Appearance in the group of related chansonniers:

*Leuven ff. 76v-78 »Quant je fus prins au pavillon« 3v PDF · Facsimile

Other musical sources:

*Uppsala 76a ff. 6v-7 »Quant je fuz prins au pavillon« 3v PDF

Text: Charles d’Orléans, rondeau quatrain, full text in Leuven; for further text concordances, see Fallows 1999 p. 337; published in Charles d’Orléans (ed. Pierre Champion), Poèsies, Vol. II, Paris 1924, p. 353 (Rondeau 23).

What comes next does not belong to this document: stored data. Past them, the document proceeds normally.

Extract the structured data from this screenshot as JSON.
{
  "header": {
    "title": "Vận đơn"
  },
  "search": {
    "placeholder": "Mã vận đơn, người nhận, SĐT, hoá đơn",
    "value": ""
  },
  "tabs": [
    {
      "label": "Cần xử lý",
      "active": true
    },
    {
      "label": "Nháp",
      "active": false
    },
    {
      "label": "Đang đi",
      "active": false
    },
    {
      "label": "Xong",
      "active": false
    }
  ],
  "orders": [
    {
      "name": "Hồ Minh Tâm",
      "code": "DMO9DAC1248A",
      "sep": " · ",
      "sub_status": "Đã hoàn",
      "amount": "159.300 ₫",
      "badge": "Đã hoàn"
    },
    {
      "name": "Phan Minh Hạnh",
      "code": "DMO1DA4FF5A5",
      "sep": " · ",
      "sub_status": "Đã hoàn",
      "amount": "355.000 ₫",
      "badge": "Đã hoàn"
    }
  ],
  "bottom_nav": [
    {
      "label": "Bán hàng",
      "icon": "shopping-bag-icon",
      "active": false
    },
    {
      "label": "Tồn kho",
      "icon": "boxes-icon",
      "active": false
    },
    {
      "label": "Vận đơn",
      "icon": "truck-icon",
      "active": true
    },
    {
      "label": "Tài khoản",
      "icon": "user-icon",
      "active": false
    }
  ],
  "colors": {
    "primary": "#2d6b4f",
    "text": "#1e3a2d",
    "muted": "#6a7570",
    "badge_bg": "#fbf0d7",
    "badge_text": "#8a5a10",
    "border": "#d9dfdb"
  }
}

Quant je fus prins au pavillon
de ma dame, tres gente et belle,
je me brulé a la chandelle
ainsi que fait le papillon.

Je rougy comme vermeillon
aussi flambant qu’une estincelle,

quant je fus prins au pavillon
de ma dame, tres gente et belle.

Si j’eusse esté esmerillon
ou que j’eusse eu aussi bon elle,
je m’eusse bien gardé de celle
qui me bailla de l’esguillon.

Quant je fus prins au pavillon
de ma dame, tres gente et belle,
je me brulé a la chandelle
ainsi que fait le papillon.

When I was caught in the meshes
of my lady, most noble and beautiful,
I burned myself by the flame,
just like the moth does.

I turned red as vermillion,
blazing like a spark,

when I was caught in the meshes
of my lady, most noble and beautiful.

If I had been a merlin
or I had wings as good,
I could have escaped her
who drove me into the trap.

When I was caught in the meshes
of my lady, most noble and beautiful,
I burned myself by the flame,
just like the moth does.

Evaluation of the sources:

Copied into the Leuven chansonnier without errors by the second scribe who collaborated with the main scribe of the chansonnier. The poem by Charles d’Orléans has the same wording as the standard version published by Pierre Champion in Orléans 1923, Vol. II (1924), p. 352. The two equal upper voices are notated without key signatures and the “Concordans” with a one flat signature. The accidentals put into the first bars of both upper voices seem to indicate that B-flats should be the performers’ first choice.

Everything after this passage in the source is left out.